Debbie and Skip went to the Acuff-Rose offices and worked all day on “Wish You Were Here.” They put finishing touches on it the next day, Skip did a demo, and within a month Carson Chamberlain had put it on hold at Mercury.

Months later the writers heard that Mark Wills had recorded the song, then it was going to be the album title, and finally that it was going to be a single.

The album was released in May ’98 and the single in January ’99. It went to number one on all three country charts in April ’99, almost three years to the month that Debbie and Skip met at the Pancake Pantry.

“That just goes to show you how patient you have to be in this business,” Debbie acknowledges.

She started writing songs when she was a teenager, but in the last four years she really began concentrating on her songwriting, attending songwriter workshops and camps as well as reading books on the subject. “I’ve learned a lot from that, and from co-writing. Because of the success of “Wish You Were Here,” I’ve had the opportunity to write with some great songwriters, and I’m very thankful for that.”
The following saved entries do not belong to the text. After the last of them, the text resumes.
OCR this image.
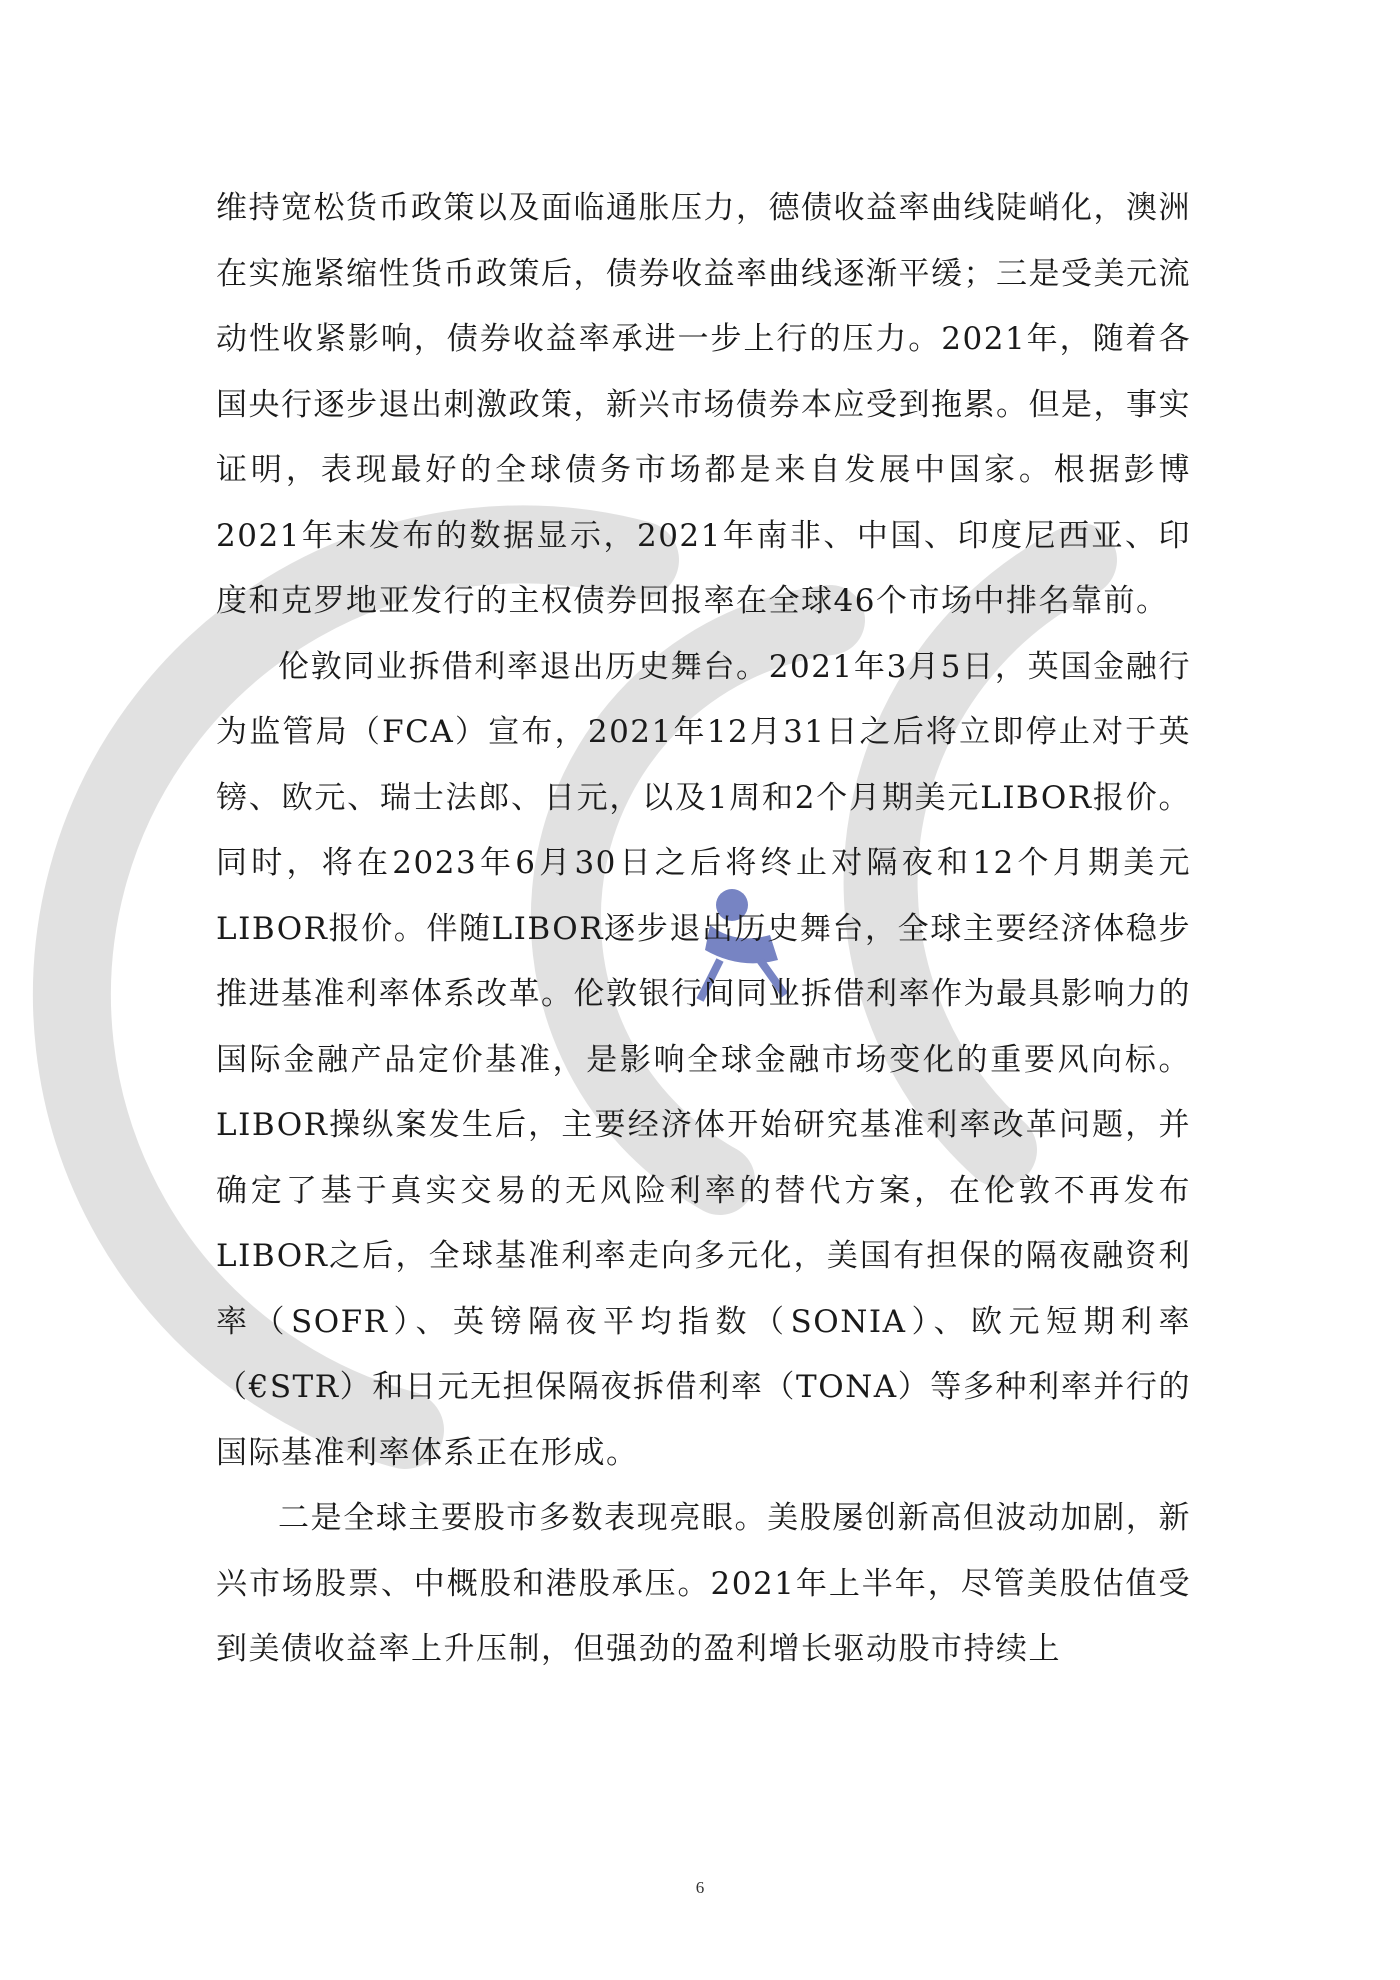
维持宽松货币政策以及面临通胀压力，德债收益率曲线陡峭化，澳洲在实施紧缩性货币政策后，债券收益率曲线逐渐平缓；三是受美元流动性收紧影响，债券收益率承进一步上行的压力。2021年，随着各国央行逐步退出刺激政策，新兴市场债券本应受到拖累。但是，事实证明，表现最好的全球债务市场都是来自发展中国家。根据彭博2021年末发布的数据显示，2021年南非、中国、印度尼西亚、印度和克罗地亚发行的主权债券回报率在全球46个市场中排名靠前。

伦敦同业拆借利率退出历史舞台。2021年3月5日，英国金融行为监管局（FCA）宣布，2021年12月31日之后将立即停止对于英镑、欧元、瑞士法郎、日元，以及1周和2个月期美元LIBOR报价。同时，将在2023年6月30日之后将终止对隔夜和12个月期美元LIBOR报价。伴随LIBOR逐步退出历史舞台，全球主要经济体稳步推进基准利率体系改革。伦敦银行间同业拆借利率作为最具影响力的国际金融产品定价基准，是影响全球金融市场变化的重要风向标。LIBOR操纵案发生后，主要经济体开始研究基准利率改革问题，并确定了基于真实交易的无风险利率的替代方案，在伦敦不再发布LIBOR之后，全球基准利率走向多元化，美国有担保的隔夜融资利率（SOFR）、英镑隔夜平均指数（SONIA）、欧元短期利率（€STR）和日元无担保隔夜拆借利率（TONA）等多种利率并行的国际基准利率体系正在形成。

二是全球主要股市多数表现亮眼。美股屡创新高但波动加剧，新兴市场股票、中概股和港股承压。2021年上半年，尽管美股估值受到美债收益率上升压制，但强劲的盈利增长驱动股市持续上

6
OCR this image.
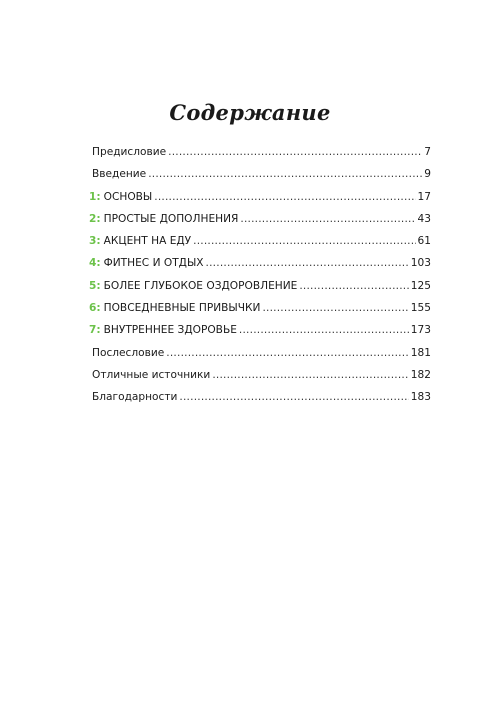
Содержание
Предисловие .....	7
Введение .....	9
1 : ОСНОВЫ .....	17
2 : ПРОСТЫЕ ДОПОЛНЕНИЯ .....	43
3 : АКЦЕНТ НА ЕДУ .....	61
4 : ФИТНЕС И ОТДЫХ .....	103
5 : БОЛЕЕ ГЛУБОКОЕ ОЗДОРОВЛЕНИЕ .....	125
6 : ПОВСЕДНЕВНЫЕ ПРИВЫЧКИ .....	155
7 : ВНУТРЕННЕЕ ЗДОРОВЬЕ .....	173
Послесловие .....	181
Отличные источники .....	182
Благодарности .....	183
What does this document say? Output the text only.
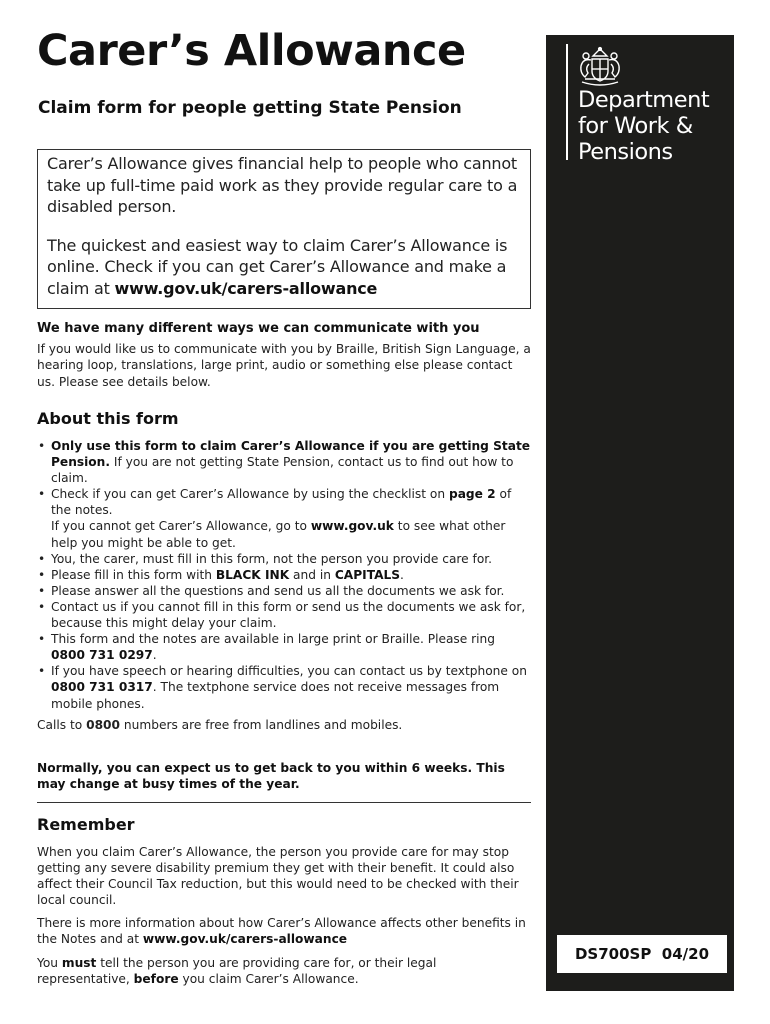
Carer’s Allowance
Claim form for people getting State Pension

Carer’s Allowance gives financial help to people who cannot take up full-time paid work as they provide regular care to a disabled person.

The quickest and easiest way to claim Carer’s Allowance is online. Check if you can get Carer’s Allowance and make a claim at www.gov.uk/carers-allowance

We have many different ways we can communicate with you

If you would like us to communicate with you by Braille, British Sign Language, a hearing loop, translations, large print, audio or something else please contact us. Please see details below.

About this form
• Only use this form to claim Carer’s Allowance if you are getting State Pension. If you are not getting State Pension, contact us to find out how to claim.
• Check if you can get Carer’s Allowance by using the checklist on page 2 of the notes.
If you cannot get Carer’s Allowance, go to www.gov.uk to see what other help you might be able to get.
• You, the carer, must fill in this form, not the person you provide care for.
• Please fill in this form with BLACK INK and in CAPITALS.
• Please answer all the questions and send us all the documents we ask for.
• Contact us if you cannot fill in this form or send us the documents we ask for, because this might delay your claim.
• This form and the notes are available in large print or Braille. Please ring 0800 731 0297.
• If you have speech or hearing difficulties, you can contact us by textphone on 0800 731 0317. The textphone service does not receive messages from mobile phones.

Calls to 0800 numbers are free from landlines and mobiles.

Normally, you can expect us to get back to you within 6 weeks. This may change at busy times of the year.

Remember

When you claim Carer’s Allowance, the person you provide care for may stop getting any severe disability premium they get with their benefit. It could also affect their Council Tax reduction, but this would need to be checked with their local council.

There is more information about how Carer’s Allowance affects other benefits in the Notes and at www.gov.uk/carers-allowance

You must tell the person you are providing care for, or their legal representative, before you claim Carer’s Allowance.

Department
for Work &
Pensions
DS700SP  04/20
Debbie says she doesn’t know what to tell other songwriters. “I really didn’t have a plan. I moved to Nashville in 1984 to be a country singer. I still pursue that dream on a daily basis and still work the road a lot.

“I would say never give up. Get to know as many people as you can. Work on your dream every day. As the saying goes, ‘Do what you love and the money will follow’. I really believe that.

I’ve also read that when Hank Williams wrote ‘I’m So Lonesome I Could Cry,” he wasn’t thinking about royalties, his guts were aching. So, I think you have to live it, feel it and get it on paper!”